The Swedish Polled, Svensk Kullig Boskap, often abbreviated to SKB, is a Swedish breed of domestic cattle. It was created in 1937 from two different Swedish cattle breeds, the Swedish Red Polled and the Fjäll. Breeders did not accept the new classification, and continued to maintain separate bloodlines as before. Of the two constituent breeds, the Swedish Red Polled received official recognition in 2004, while the Fjäll has divided into two sub-breeds, the Fjällnära Boskap and the Svensk Fjällras.

== History ==

The Swedish Polled was created in 1937 with the intention of merging the Swedish Red Polled (Rödkulla) with the Fjällras, a quite different breed of mountain cattle. Breeders did not accept the new classification, and continued to maintain separate bloodlines as before. A breeders' association, the Sveriges Rödkulleförening, was formed for the Rödkulla in the 1960s, and a similar association, the Föreningen Svensk Fjällrasavel, was established for the Fjäll breed in 1996. In 2004 the Rödkulla received official recognition: a breed number (40) was assigned to it by the Statens Jordbruksverk, the Swedish board of agriculture. Two different types of Fjäll cattle are reported to DAD-IS: the Fjällnära Boskap and the Svensk Fjällras.

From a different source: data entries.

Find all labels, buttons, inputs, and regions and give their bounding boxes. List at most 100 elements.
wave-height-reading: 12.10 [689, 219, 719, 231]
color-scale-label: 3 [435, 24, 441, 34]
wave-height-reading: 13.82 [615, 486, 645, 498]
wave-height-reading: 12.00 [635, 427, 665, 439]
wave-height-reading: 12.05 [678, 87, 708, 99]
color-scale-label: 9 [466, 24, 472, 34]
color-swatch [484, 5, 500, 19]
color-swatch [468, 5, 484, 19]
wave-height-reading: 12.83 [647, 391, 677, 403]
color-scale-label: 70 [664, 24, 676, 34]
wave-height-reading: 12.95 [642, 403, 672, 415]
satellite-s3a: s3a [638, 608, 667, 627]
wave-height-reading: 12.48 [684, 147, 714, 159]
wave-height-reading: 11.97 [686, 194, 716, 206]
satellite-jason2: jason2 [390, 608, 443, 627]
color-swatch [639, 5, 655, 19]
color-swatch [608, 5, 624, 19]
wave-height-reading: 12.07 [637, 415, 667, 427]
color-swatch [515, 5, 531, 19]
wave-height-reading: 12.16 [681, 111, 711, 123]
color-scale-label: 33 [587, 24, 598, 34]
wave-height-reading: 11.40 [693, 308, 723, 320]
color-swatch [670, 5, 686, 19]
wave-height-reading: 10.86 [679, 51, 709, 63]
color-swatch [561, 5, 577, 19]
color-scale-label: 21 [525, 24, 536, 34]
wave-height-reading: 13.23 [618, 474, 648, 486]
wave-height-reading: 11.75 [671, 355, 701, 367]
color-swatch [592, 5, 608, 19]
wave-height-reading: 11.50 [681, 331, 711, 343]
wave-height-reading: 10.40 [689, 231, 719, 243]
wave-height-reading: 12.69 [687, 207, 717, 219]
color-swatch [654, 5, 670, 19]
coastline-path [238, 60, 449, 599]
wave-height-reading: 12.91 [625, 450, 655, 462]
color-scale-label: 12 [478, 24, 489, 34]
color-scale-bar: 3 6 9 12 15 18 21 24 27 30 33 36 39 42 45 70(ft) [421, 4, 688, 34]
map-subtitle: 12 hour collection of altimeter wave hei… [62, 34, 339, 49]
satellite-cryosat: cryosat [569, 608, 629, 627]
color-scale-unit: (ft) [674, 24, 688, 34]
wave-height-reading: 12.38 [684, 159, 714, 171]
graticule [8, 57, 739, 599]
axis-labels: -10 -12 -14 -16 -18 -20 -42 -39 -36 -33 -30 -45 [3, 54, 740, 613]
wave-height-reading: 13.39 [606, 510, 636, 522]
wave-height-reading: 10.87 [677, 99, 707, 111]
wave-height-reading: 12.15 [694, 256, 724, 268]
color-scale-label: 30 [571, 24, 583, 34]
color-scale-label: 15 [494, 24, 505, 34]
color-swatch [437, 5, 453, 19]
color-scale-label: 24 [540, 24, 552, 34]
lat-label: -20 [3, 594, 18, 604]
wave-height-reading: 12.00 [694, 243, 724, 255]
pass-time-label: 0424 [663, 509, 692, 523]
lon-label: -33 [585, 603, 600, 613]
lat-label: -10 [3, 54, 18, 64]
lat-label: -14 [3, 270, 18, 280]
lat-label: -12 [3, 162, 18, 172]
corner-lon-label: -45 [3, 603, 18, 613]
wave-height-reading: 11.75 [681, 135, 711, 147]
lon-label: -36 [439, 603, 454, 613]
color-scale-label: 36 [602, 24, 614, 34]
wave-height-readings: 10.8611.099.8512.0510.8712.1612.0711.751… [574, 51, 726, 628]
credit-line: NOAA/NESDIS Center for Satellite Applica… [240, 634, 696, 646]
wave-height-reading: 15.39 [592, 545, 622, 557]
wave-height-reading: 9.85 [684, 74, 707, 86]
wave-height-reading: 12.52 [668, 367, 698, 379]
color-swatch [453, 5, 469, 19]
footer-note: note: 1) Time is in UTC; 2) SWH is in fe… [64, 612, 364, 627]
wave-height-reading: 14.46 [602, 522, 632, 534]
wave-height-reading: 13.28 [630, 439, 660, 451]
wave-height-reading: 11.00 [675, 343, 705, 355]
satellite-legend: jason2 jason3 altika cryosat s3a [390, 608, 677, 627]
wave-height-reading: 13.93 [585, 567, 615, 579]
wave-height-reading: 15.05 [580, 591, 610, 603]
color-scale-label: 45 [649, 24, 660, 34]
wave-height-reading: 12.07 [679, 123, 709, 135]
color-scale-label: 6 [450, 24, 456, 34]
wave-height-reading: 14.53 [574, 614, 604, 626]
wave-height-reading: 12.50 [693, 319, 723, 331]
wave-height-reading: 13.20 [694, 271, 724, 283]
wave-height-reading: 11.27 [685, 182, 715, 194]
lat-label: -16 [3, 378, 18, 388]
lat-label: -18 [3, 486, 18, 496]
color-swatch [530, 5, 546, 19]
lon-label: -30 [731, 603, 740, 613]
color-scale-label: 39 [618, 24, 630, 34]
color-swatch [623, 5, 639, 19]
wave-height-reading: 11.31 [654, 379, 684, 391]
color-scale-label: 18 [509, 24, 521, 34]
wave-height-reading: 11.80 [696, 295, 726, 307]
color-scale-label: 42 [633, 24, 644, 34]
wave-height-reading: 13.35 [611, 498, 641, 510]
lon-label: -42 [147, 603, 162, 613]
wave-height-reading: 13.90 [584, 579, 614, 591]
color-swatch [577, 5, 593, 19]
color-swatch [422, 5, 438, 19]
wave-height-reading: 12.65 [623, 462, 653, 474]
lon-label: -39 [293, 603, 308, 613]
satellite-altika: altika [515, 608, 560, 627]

In 2014 the total number reported for the Swedish Polled was 3074.

== Characteristics ==

The Swedish Polled may be either solid red, or red and white. It is polled – without horns – and is well adapted to conditions in the mountains of Sweden.

== Use ==

The Swedish Polled is considered a dairy breed. It constitutes about 0.5% of the national dairy herd.